The Mexican National Institute for Public Health hosted the Forum. Three Brazilian institutions—the Institute for Ecological Research, the Oswaldo Cruz Foundation, and the Faculty of Veterinary Medicine and Zootechny of the University of São Paolo—joined with IDRC, EcoHealth, and later, the Pan American Health Organization to plan the Forum. The Communities of Practice in Ecohealth (CoPEHs) also collaborated in the organization process.
 
The collaborative approach encouraged “more open exchanges” between the different schools of ecohealth, said Dr Bazzani. Bringing people with different perspectives together “provided a more rich environment for us,” in which researchers learned from each other. For instance, although most ecohealth communities share a strong transdisciplinary perspective, North American ecohealth researchers “pay more attention to the ecological dimensions . . . whereas Latin American players tend to pay more attention to the social dimensions of human health. In Latin America we have less expertise in ecology and health, so exchanges were beneficial for all parties.”

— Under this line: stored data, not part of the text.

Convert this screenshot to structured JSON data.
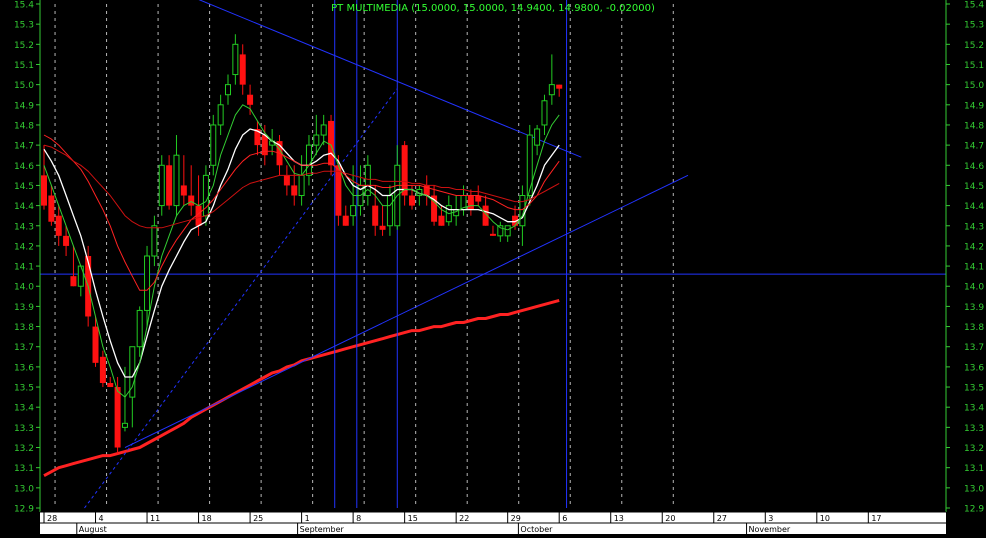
{
  "colors": {
    "background": "#000000",
    "axis": "#33cc33",
    "grid": "#d8d8d8",
    "trendline": "#2233ff",
    "candle_up": "#22cc22",
    "candle_down": "#ff1111",
    "ma_white": "#ffffff",
    "ma_green": "#33cc33",
    "ma_red": "#ff2222",
    "ma_darkred": "#cc1111",
    "title_color": "#33ff33",
    "xaxis_bg": "#ffffff",
    "xaxis_text": "#000000"
  },
  "chart_data": {
    "type": "candlestick",
    "title": "PT MULTIMEDIA (15.0000, 15.0000, 14.9400, 14.9800, -0.02000)",
    "ylim": [
      12.9,
      15.4
    ],
    "y_ticks": [
      "12.9",
      "13.0",
      "13.1",
      "13.2",
      "13.3",
      "13.4",
      "13.5",
      "13.6",
      "13.7",
      "13.8",
      "13.9",
      "14.0",
      "14.1",
      "14.2",
      "14.3",
      "14.4",
      "14.5",
      "14.6",
      "14.7",
      "14.8",
      "14.9",
      "15.0",
      "15.1",
      "15.2",
      "15.3",
      "15.4"
    ],
    "x_day_labels": [
      "28",
      "4",
      "11",
      "18",
      "25",
      "1",
      "8",
      "15",
      "22",
      "29",
      "6",
      "13",
      "20",
      "27",
      "3",
      "10",
      "17"
    ],
    "x_month_labels": [
      "August",
      "September",
      "October",
      "November"
    ],
    "grid": "vertical dotted at week boundaries",
    "candles": [
      {
        "o": 14.55,
        "h": 14.7,
        "l": 14.38,
        "c": 14.4
      },
      {
        "o": 14.45,
        "h": 14.5,
        "l": 14.3,
        "c": 14.32
      },
      {
        "o": 14.35,
        "h": 14.4,
        "l": 14.2,
        "c": 14.25
      },
      {
        "o": 14.25,
        "h": 14.3,
        "l": 14.15,
        "c": 14.2
      },
      {
        "o": 14.05,
        "h": 14.2,
        "l": 14.0,
        "c": 14.0
      },
      {
        "o": 14.0,
        "h": 14.1,
        "l": 13.95,
        "c": 14.1
      },
      {
        "o": 14.15,
        "h": 14.2,
        "l": 13.8,
        "c": 13.85
      },
      {
        "o": 13.8,
        "h": 13.85,
        "l": 13.6,
        "c": 13.62
      },
      {
        "o": 13.65,
        "h": 13.68,
        "l": 13.5,
        "c": 13.52
      },
      {
        "o": 13.52,
        "h": 13.55,
        "l": 13.5,
        "c": 13.5
      },
      {
        "o": 13.5,
        "h": 13.55,
        "l": 13.17,
        "c": 13.2
      },
      {
        "o": 13.3,
        "h": 13.6,
        "l": 13.28,
        "c": 13.32
      },
      {
        "o": 13.45,
        "h": 13.7,
        "l": 13.3,
        "c": 13.7
      },
      {
        "o": 13.7,
        "h": 13.9,
        "l": 13.65,
        "c": 13.88
      },
      {
        "o": 13.88,
        "h": 14.2,
        "l": 13.8,
        "c": 14.15
      },
      {
        "o": 14.15,
        "h": 14.35,
        "l": 14.1,
        "c": 14.3
      },
      {
        "o": 14.4,
        "h": 14.65,
        "l": 14.35,
        "c": 14.6
      },
      {
        "o": 14.6,
        "h": 14.65,
        "l": 14.38,
        "c": 14.4
      },
      {
        "o": 14.4,
        "h": 14.75,
        "l": 14.35,
        "c": 14.65
      },
      {
        "o": 14.5,
        "h": 14.65,
        "l": 14.4,
        "c": 14.45
      },
      {
        "o": 14.45,
        "h": 14.6,
        "l": 14.35,
        "c": 14.4
      },
      {
        "o": 14.4,
        "h": 14.55,
        "l": 14.25,
        "c": 14.3
      },
      {
        "o": 14.35,
        "h": 14.6,
        "l": 14.3,
        "c": 14.55
      },
      {
        "o": 14.6,
        "h": 14.85,
        "l": 14.55,
        "c": 14.8
      },
      {
        "o": 14.8,
        "h": 14.95,
        "l": 14.75,
        "c": 14.9
      },
      {
        "o": 14.95,
        "h": 15.05,
        "l": 14.9,
        "c": 15.0
      },
      {
        "o": 15.05,
        "h": 15.25,
        "l": 15.0,
        "c": 15.2
      },
      {
        "o": 15.15,
        "h": 15.2,
        "l": 14.95,
        "c": 15.0
      },
      {
        "o": 14.95,
        "h": 15.0,
        "l": 14.85,
        "c": 14.9
      },
      {
        "o": 14.78,
        "h": 14.82,
        "l": 14.65,
        "c": 14.7
      },
      {
        "o": 14.75,
        "h": 14.8,
        "l": 14.6,
        "c": 14.65
      },
      {
        "o": 14.7,
        "h": 14.78,
        "l": 14.65,
        "c": 14.72
      },
      {
        "o": 14.72,
        "h": 14.75,
        "l": 14.55,
        "c": 14.6
      },
      {
        "o": 14.55,
        "h": 14.6,
        "l": 14.45,
        "c": 14.5
      },
      {
        "o": 14.5,
        "h": 14.6,
        "l": 14.4,
        "c": 14.45
      },
      {
        "o": 14.45,
        "h": 14.65,
        "l": 14.4,
        "c": 14.55
      },
      {
        "o": 14.55,
        "h": 14.75,
        "l": 14.5,
        "c": 14.7
      },
      {
        "o": 14.7,
        "h": 14.85,
        "l": 14.65,
        "c": 14.75
      },
      {
        "o": 14.75,
        "h": 14.85,
        "l": 14.7,
        "c": 14.8
      },
      {
        "o": 14.82,
        "h": 14.85,
        "l": 14.55,
        "c": 14.6
      },
      {
        "o": 14.6,
        "h": 14.65,
        "l": 14.3,
        "c": 14.35
      },
      {
        "o": 14.35,
        "h": 14.4,
        "l": 14.3,
        "c": 14.3
      },
      {
        "o": 14.35,
        "h": 14.6,
        "l": 14.3,
        "c": 14.4
      },
      {
        "o": 14.4,
        "h": 14.6,
        "l": 14.35,
        "c": 14.5
      },
      {
        "o": 14.45,
        "h": 14.65,
        "l": 14.4,
        "c": 14.6
      },
      {
        "o": 14.4,
        "h": 14.5,
        "l": 14.25,
        "c": 14.3
      },
      {
        "o": 14.3,
        "h": 14.4,
        "l": 14.25,
        "c": 14.28
      },
      {
        "o": 14.3,
        "h": 14.5,
        "l": 14.25,
        "c": 14.45
      },
      {
        "o": 14.3,
        "h": 14.7,
        "l": 14.28,
        "c": 14.6
      },
      {
        "o": 14.7,
        "h": 14.72,
        "l": 14.4,
        "c": 14.45
      },
      {
        "o": 14.45,
        "h": 14.5,
        "l": 14.38,
        "c": 14.4
      },
      {
        "o": 14.45,
        "h": 14.5,
        "l": 14.4,
        "c": 14.48
      },
      {
        "o": 14.5,
        "h": 14.55,
        "l": 14.4,
        "c": 14.45
      },
      {
        "o": 14.45,
        "h": 14.5,
        "l": 14.3,
        "c": 14.32
      },
      {
        "o": 14.35,
        "h": 14.4,
        "l": 14.3,
        "c": 14.3
      },
      {
        "o": 14.32,
        "h": 14.45,
        "l": 14.3,
        "c": 14.4
      },
      {
        "o": 14.35,
        "h": 14.45,
        "l": 14.3,
        "c": 14.38
      },
      {
        "o": 14.38,
        "h": 14.5,
        "l": 14.35,
        "c": 14.45
      },
      {
        "o": 14.45,
        "h": 14.48,
        "l": 14.35,
        "c": 14.38
      },
      {
        "o": 14.45,
        "h": 14.5,
        "l": 14.4,
        "c": 14.42
      },
      {
        "o": 14.4,
        "h": 14.45,
        "l": 14.3,
        "c": 14.3
      },
      {
        "o": 14.26,
        "h": 14.3,
        "l": 14.25,
        "c": 14.25
      },
      {
        "o": 14.25,
        "h": 14.32,
        "l": 14.22,
        "c": 14.3
      },
      {
        "o": 14.25,
        "h": 14.3,
        "l": 14.22,
        "c": 14.3
      },
      {
        "o": 14.35,
        "h": 14.4,
        "l": 14.28,
        "c": 14.3
      },
      {
        "o": 14.3,
        "h": 14.5,
        "l": 14.2,
        "c": 14.45
      },
      {
        "o": 14.45,
        "h": 14.8,
        "l": 14.4,
        "c": 14.75
      },
      {
        "o": 14.7,
        "h": 14.8,
        "l": 14.65,
        "c": 14.78
      },
      {
        "o": 14.8,
        "h": 14.95,
        "l": 14.75,
        "c": 14.92
      },
      {
        "o": 14.95,
        "h": 15.15,
        "l": 14.9,
        "c": 15.0
      },
      {
        "o": 15.0,
        "h": 15.0,
        "l": 14.94,
        "c": 14.98
      }
    ],
    "moving_averages": [
      {
        "color_key": "ma_white",
        "width": 1.3,
        "values": [
          14.68,
          14.62,
          14.55,
          14.45,
          14.35,
          14.25,
          14.12,
          13.98,
          13.85,
          13.73,
          13.62,
          13.55,
          13.55,
          13.62,
          13.75,
          13.88,
          14.0,
          14.08,
          14.15,
          14.22,
          14.28,
          14.3,
          14.32,
          14.4,
          14.5,
          14.58,
          14.68,
          14.75,
          14.78,
          14.77,
          14.75,
          14.72,
          14.7,
          14.66,
          14.62,
          14.6,
          14.6,
          14.62,
          14.65,
          14.66,
          14.62,
          14.55,
          14.5,
          14.48,
          14.5,
          14.48,
          14.45,
          14.45,
          14.48,
          14.48,
          14.48,
          14.46,
          14.45,
          14.43,
          14.4,
          14.38,
          14.38,
          14.38,
          14.38,
          14.38,
          14.37,
          14.36,
          14.34,
          14.32,
          14.32,
          14.34,
          14.42,
          14.5,
          14.6,
          14.65,
          14.7
        ]
      },
      {
        "color_key": "ma_green",
        "width": 1,
        "values": [
          14.6,
          14.5,
          14.4,
          14.3,
          14.2,
          14.1,
          14.0,
          13.85,
          13.7,
          13.6,
          13.48,
          13.45,
          13.5,
          13.62,
          13.8,
          14.0,
          14.15,
          14.25,
          14.35,
          14.4,
          14.42,
          14.4,
          14.42,
          14.5,
          14.65,
          14.75,
          14.85,
          14.9,
          14.88,
          14.82,
          14.76,
          14.72,
          14.68,
          14.62,
          14.56,
          14.55,
          14.6,
          14.66,
          14.72,
          14.7,
          14.6,
          14.5,
          14.45,
          14.45,
          14.48,
          14.45,
          14.4,
          14.4,
          14.45,
          14.48,
          14.48,
          14.46,
          14.45,
          14.42,
          14.38,
          14.36,
          14.37,
          14.39,
          14.4,
          14.4,
          14.36,
          14.32,
          14.29,
          14.28,
          14.3,
          14.35,
          14.48,
          14.6,
          14.72,
          14.8,
          14.85
        ]
      },
      {
        "color_key": "ma_red",
        "width": 1,
        "values": [
          14.75,
          14.73,
          14.7,
          14.66,
          14.62,
          14.58,
          14.52,
          14.45,
          14.38,
          14.3,
          14.2,
          14.12,
          14.05,
          13.98,
          13.98,
          14.02,
          14.1,
          14.17,
          14.23,
          14.28,
          14.33,
          14.36,
          14.39,
          14.43,
          14.48,
          14.53,
          14.58,
          14.62,
          14.65,
          14.66,
          14.67,
          14.67,
          14.66,
          14.64,
          14.62,
          14.6,
          14.6,
          14.6,
          14.61,
          14.61,
          14.58,
          14.55,
          14.52,
          14.5,
          14.5,
          14.5,
          14.49,
          14.49,
          14.5,
          14.5,
          14.5,
          14.5,
          14.49,
          14.48,
          14.47,
          14.46,
          14.45,
          14.45,
          14.45,
          14.45,
          14.44,
          14.43,
          14.41,
          14.39,
          14.38,
          14.38,
          14.41,
          14.45,
          14.52,
          14.57,
          14.62
        ]
      },
      {
        "color_key": "ma_darkred",
        "width": 1,
        "values": [
          14.7,
          14.69,
          14.67,
          14.65,
          14.62,
          14.6,
          14.57,
          14.53,
          14.49,
          14.45,
          14.4,
          14.35,
          14.32,
          14.3,
          14.29,
          14.29,
          14.29,
          14.3,
          14.31,
          14.32,
          14.33,
          14.34,
          14.35,
          14.37,
          14.4,
          14.43,
          14.46,
          14.49,
          14.51,
          14.52,
          14.53,
          14.54,
          14.55,
          14.55,
          14.55,
          14.55,
          14.56,
          14.56,
          14.57,
          14.57,
          14.57,
          14.56,
          14.55,
          14.54,
          14.53,
          14.53,
          14.52,
          14.52,
          14.52,
          14.52,
          14.51,
          14.51,
          14.5,
          14.5,
          14.49,
          14.49,
          14.48,
          14.48,
          14.47,
          14.47,
          14.46,
          14.45,
          14.44,
          14.43,
          14.42,
          14.42,
          14.43,
          14.45,
          14.47,
          14.49,
          14.51
        ]
      },
      {
        "color_key": "ma_red",
        "width": 3,
        "values": [
          13.06,
          13.08,
          13.1,
          13.11,
          13.12,
          13.13,
          13.14,
          13.15,
          13.16,
          13.16,
          13.17,
          13.18,
          13.19,
          13.2,
          13.22,
          13.24,
          13.26,
          13.28,
          13.3,
          13.32,
          13.35,
          13.37,
          13.39,
          13.41,
          13.43,
          13.45,
          13.47,
          13.49,
          13.51,
          13.53,
          13.55,
          13.57,
          13.58,
          13.6,
          13.61,
          13.63,
          13.64,
          13.65,
          13.66,
          13.67,
          13.68,
          13.69,
          13.7,
          13.71,
          13.72,
          13.73,
          13.74,
          13.75,
          13.76,
          13.77,
          13.78,
          13.78,
          13.79,
          13.8,
          13.8,
          13.81,
          13.82,
          13.82,
          13.83,
          13.84,
          13.84,
          13.85,
          13.86,
          13.86,
          13.87,
          13.88,
          13.89,
          13.9,
          13.91,
          13.92,
          13.93
        ]
      }
    ],
    "trendlines": [
      {
        "x1": 20.5,
        "y1": 15.43,
        "x2": 73,
        "y2": 14.64,
        "dashed": false
      },
      {
        "x1": 11,
        "y1": 13.2,
        "x2": 87.5,
        "y2": 14.55,
        "dashed": false
      },
      {
        "x1": 5.5,
        "y1": 12.9,
        "x2": 48,
        "y2": 14.98,
        "dashed": true
      },
      {
        "x1": 0,
        "y1": 14.06,
        "x2": 92,
        "y2": 14.06,
        "dashed": false
      }
    ],
    "vertical_lines": [
      39.5,
      42.5,
      48,
      71
    ],
    "dotted_grid_x": [
      1.5,
      8.5,
      15.5,
      22.5,
      29.5,
      36.5,
      43.5,
      50.5,
      57.5,
      64.5,
      71.5,
      78.5,
      85.5
    ],
    "day_label_x": [
      0,
      7,
      14,
      21,
      28,
      35,
      42,
      49,
      56,
      63,
      70,
      77,
      84,
      91,
      98,
      105,
      112
    ],
    "month_label_x": [
      5,
      35,
      65,
      96
    ]
  }
}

“A hallmark of the Mérida Forum was bringing together all these different groups,” Andrés Sánchez said. Regional CoPEHs held their own meetings at the Forum, and “there were also exchanges between them.”
 
While in the first Ecohealth Forum in 2003 two-thirds of the researchers were from North America, in 2008 both researchers and practitioners from all around the world came to Mexico—689 participants from 68 countries.
 
“It was incredible to see the representation from different regions and countries . . . and disciplines,” Dr Bazzani said. Interaction among all the players “reflects very well the interdisciplinarity of ecohealth.”
 
IEF 2008 demonstrated “that the ecohealth approach really works and really is having impacts on research and policy,” said Dr Bazzani.
 
When the IDRC ecohealth program officially began in 1996, “our first goal then was to see if what we call ecohealth could actually be relevant to both scientists and practitioners,” Sánchez said, and at the 2003 conference, “we brought our partners to see how far we had gone and see where were the gaps were.” In 2008, said Dr Bazzani, “a very relevant set of research outcomes and policy outcomes in the different regions [were] presented during the Forum.”
 
The Forum generated phenomenal energy. Even at the end of the conference, when people were “exhausted,” different groups still gathered in large numbers for post-forum meetings to discuss forms of collaboration across the different regions of the world. A momentum seems to be building among scientists and practitioners “interested in a global dialogue for tackling the pressing problems on health and environment that we now face at a planetary scale,” Sánchez said.
 
The three core themes for the plenary sessions—climate change and health, emerging infectious diseases, and sustainable development issues —were timely.
 
“The use of ecohealth approaches for emerging and infectious diseases . . . will be progressively and increasingly important,” Dr Bazzani said. Recent pandemics such as avian influenza and the H1N1 virus demonstrate the relevance of social and ecological interactions, and the interconnectedness of our world.
 
The field has grown from isolated projects to “a movement of ecohealth,” Dr Bazzani said. The high attendance at the Forum was also encouraging for IDRC because it is a “good indicator that the process is not relying exclusively on us, and that other players are [investing in ecohealth].”